In an adapted decompression chamber we all experienced a few minutes of hypoxia, the state of drowsiness that ensues at high altitude, and which can lead to death if insufficient oxygen reaches the brain. The staff set up a realistically simulated helicopter crash scene for us to use our first-aid skills. All Royal Navy aircrew have a special memory of the horribly realistic sucking chest wound that blows little bubbles of blood and the supposedly wounded leg that turns out to be completely severed.

We also spent eight days in the New Forest on survival training. This involved being dropped in the middle of nowhere with only the clothes we were wearing and a tiny survival tin full of glucose sweets. The first twenty-four hours were not fun. Ten of us were invited to swim across a freezing lake to clamber into a nine-man liferaft that simulated a ditching at sea. Discomfort, sudden attacks of cramp, and one of our colleagues with the runs, made the time pass very slowly indeed. It was a relief to be able to swim back to the shoreline and start an eighty-mile trek over the next three days. The last five days were spent building a shelter called a ‘basher’ and practising our survival skills – setting traps, carving spoons out of bits of wood, and skinning and cooking a rabbit that had been temporarily liberated from the local pet shop. I lost a stone in weight during these eight days.

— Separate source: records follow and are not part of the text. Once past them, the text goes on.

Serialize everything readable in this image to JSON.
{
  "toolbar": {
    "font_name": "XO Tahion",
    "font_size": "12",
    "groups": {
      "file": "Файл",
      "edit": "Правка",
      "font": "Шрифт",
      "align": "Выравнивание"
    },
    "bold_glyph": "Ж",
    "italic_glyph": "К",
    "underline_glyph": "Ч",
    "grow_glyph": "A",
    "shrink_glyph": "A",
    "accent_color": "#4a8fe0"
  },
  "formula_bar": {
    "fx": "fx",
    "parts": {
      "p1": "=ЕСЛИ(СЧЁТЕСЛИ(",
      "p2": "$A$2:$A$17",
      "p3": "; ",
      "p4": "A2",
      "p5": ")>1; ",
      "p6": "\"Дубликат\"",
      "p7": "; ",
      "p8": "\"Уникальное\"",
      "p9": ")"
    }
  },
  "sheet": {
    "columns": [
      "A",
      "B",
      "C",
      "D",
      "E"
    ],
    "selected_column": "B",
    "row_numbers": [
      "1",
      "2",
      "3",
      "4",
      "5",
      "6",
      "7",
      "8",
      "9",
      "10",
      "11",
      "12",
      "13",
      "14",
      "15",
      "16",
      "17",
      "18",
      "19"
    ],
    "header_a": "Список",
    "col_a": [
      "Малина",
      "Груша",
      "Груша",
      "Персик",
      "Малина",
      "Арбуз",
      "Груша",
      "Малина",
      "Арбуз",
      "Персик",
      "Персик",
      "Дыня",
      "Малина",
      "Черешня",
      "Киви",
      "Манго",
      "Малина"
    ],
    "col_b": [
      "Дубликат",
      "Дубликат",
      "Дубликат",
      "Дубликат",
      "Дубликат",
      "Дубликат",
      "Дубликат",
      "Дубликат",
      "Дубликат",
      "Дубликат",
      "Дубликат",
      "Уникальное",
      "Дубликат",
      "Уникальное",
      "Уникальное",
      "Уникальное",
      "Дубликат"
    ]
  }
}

Our final noteworthy course was one well loved by all Navy aircrew. Colloquially known as ‘the dunker’, the underwater escape trainer is a diving tower filled with water. The purpose of the dunker is to teach aircrew how to survive a ditching at sea. Perched on the end of a hydraulic ram above the water is a replica of a helicopter cockpit and cabin. The aircrew, dressed in normal flying gear and helmets, strap into the cockpit at the front or the cabin at the back. The module then lurches downwards into the water rolling neatly upside down some twelve feet underwater. Our mission is to escape before we all drown.

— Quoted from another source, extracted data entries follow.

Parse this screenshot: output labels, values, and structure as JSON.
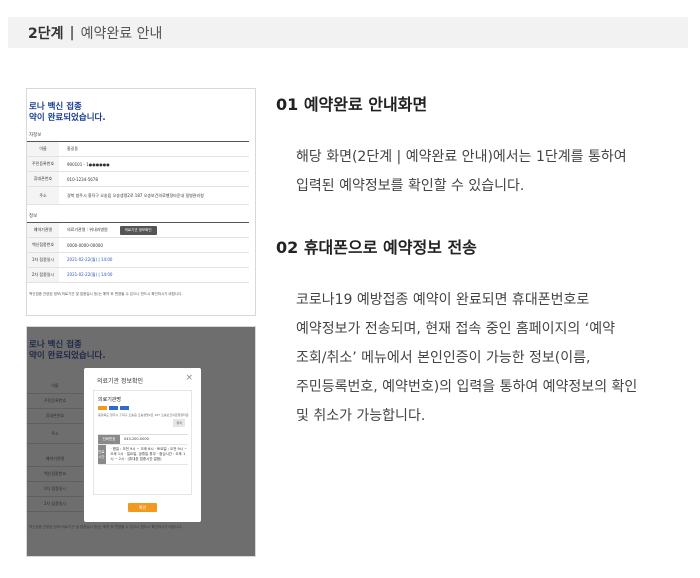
{
  "step_bar": {
    "step_no": "2단계",
    "separator": "|",
    "title": "예약완료 안내"
  },
  "section1": {
    "title": "01 예약완료 안내화면",
    "lines": [
      "해당 화면(2단계 | 예약완료 안내)에서는 1단계를 통하여",
      "입력된 예약정보를 확인할 수 있습니다."
    ]
  },
  "section2": {
    "title": "02 휴대폰으로 예약정보 전송",
    "lines": [
      "코로나19 예방접종 예약이 완료되면 휴대폰번호로",
      "예약정보가 전송되며, 현재 접속 중인 홈페이지의 ‘예약",
      "조회/취소’ 메뉴에서 본인인증이 가능한 정보(이름,",
      "주민등록번호, 예약번호)의 입력을 통하여 예약정보의 확인",
      "및 취소가 가능합니다."
    ]
  },
  "thumb1": {
    "heading_line1": "로나 백신 접종",
    "heading_line2": "약이 완료되었습니다.",
    "section_a": "자정보",
    "rows_a": [
      {
        "k": "이름",
        "v": "홍길동"
      },
      {
        "k": "주민등록번호",
        "v": "900101 - 1●●●●●●"
      },
      {
        "k": "휴대폰번호",
        "v": "010-1234-5678"
      },
      {
        "k": "주소",
        "v": "경북 청주시 흥덕구 오송읍 오송생명2로 187 오송보건의료행정타운내 질병관리청"
      }
    ],
    "section_b": "정보",
    "rows_b": [
      {
        "k": "예약기관명",
        "v": "의료기관명 : 위내과병원",
        "btn": "의료기관 정보확인"
      },
      {
        "k": "백신접종번호",
        "v": "0000-0000-00000"
      },
      {
        "k": "1차 접종일시",
        "v": "2021-02-22(월) | 14:00",
        "blue": true
      },
      {
        "k": "2차 접종일시",
        "v": "2021-02-22(월) | 14:00",
        "blue": true
      }
    ],
    "note": "백신접종 관련된 정보(의료기관 및 접종일시 등)는 예약 후 변경될 수 있으니 반드시 확인하시기 바랍니다."
  },
  "thumb2": {
    "heading_line1": "로나 백신 접종",
    "heading_line2": "약이 완료되었습니다.",
    "rows": [
      "이름",
      "주민등록번호",
      "휴대폰번호",
      "주소",
      "예약기관명",
      "백신접종번호",
      "1차 접종일시",
      "2차 접종일시"
    ],
    "modal_title": "의료기관 정보확인",
    "modal_name": "의료기관명",
    "modal_addr": "충청북도 청주시 흥덕구 오송읍 오송생명2로 187 오송보건의료행정타운",
    "modal_loc": "위치",
    "modal_rows": [
      {
        "k": "전화번호",
        "v": "043-200-0000"
      },
      {
        "k": "진료시간",
        "v": "· 평일 : 오전 9시 ~ 오후 6시 · 토요일 : 오전 9시 ~ 오후 1시 · 일요일, 공휴일 휴무 · 점심시간 : 오후 1시 ~ 2시 · (휴대폰 접종시간 없음)"
      }
    ],
    "modal_btn": "확인",
    "note": "백신접종 관련된 정보(의료기관 및 접종일시 등)는 예약 후 변경될 수 있으니 반드시 확인하시기 바랍니다."
  },
  "colors": {
    "heading_blue": "#1a3d8f",
    "date_blue": "#2a56b8",
    "confirm_orange": "#f39a1e",
    "step_bg": "#f2f2f2"
  }
}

The staff took us through the ditching procedure. As soon as you know you’re heading for a swim, the first thing is to pull the quick release lever that jettisons the door. In the dunker, we simply had to simulate this. As the helicopter hits the water, with one hand you grab onto a fixed handle in the cockpit, with the other you prepare to release your straps. As the helicopter disappears under water, you grab one last gasp of air. When all movement stops, you release your straps, haul yourself out using the handle as a reference point, and allow buoyancy to take you up to the surface.

My first experience of the dunker was unnerving and disorienting, which is of course the point. But after a couple of goes, we became confident and even cocky. With six of us plonked in the rear cabin, a sign language game of ‘After you’, ‘No really, after you’, ‘No please, I insist’ then ensued, to the growing irritation of the excellent Navy divers who were there to watch that we didn’t get into trouble. The module only stayed under for less than a minute. The really cool customers were the divers who watched us vacate the module safely before strapping themselves in to ride it back upright and out of the water. We also practised the same escape in darkness with the tower windows blacked out. The dunker saved lives: those aircrew who survived crashes or ditchings at sea which killed their passengers, undoubtedly did so because of their sessions in the dunker.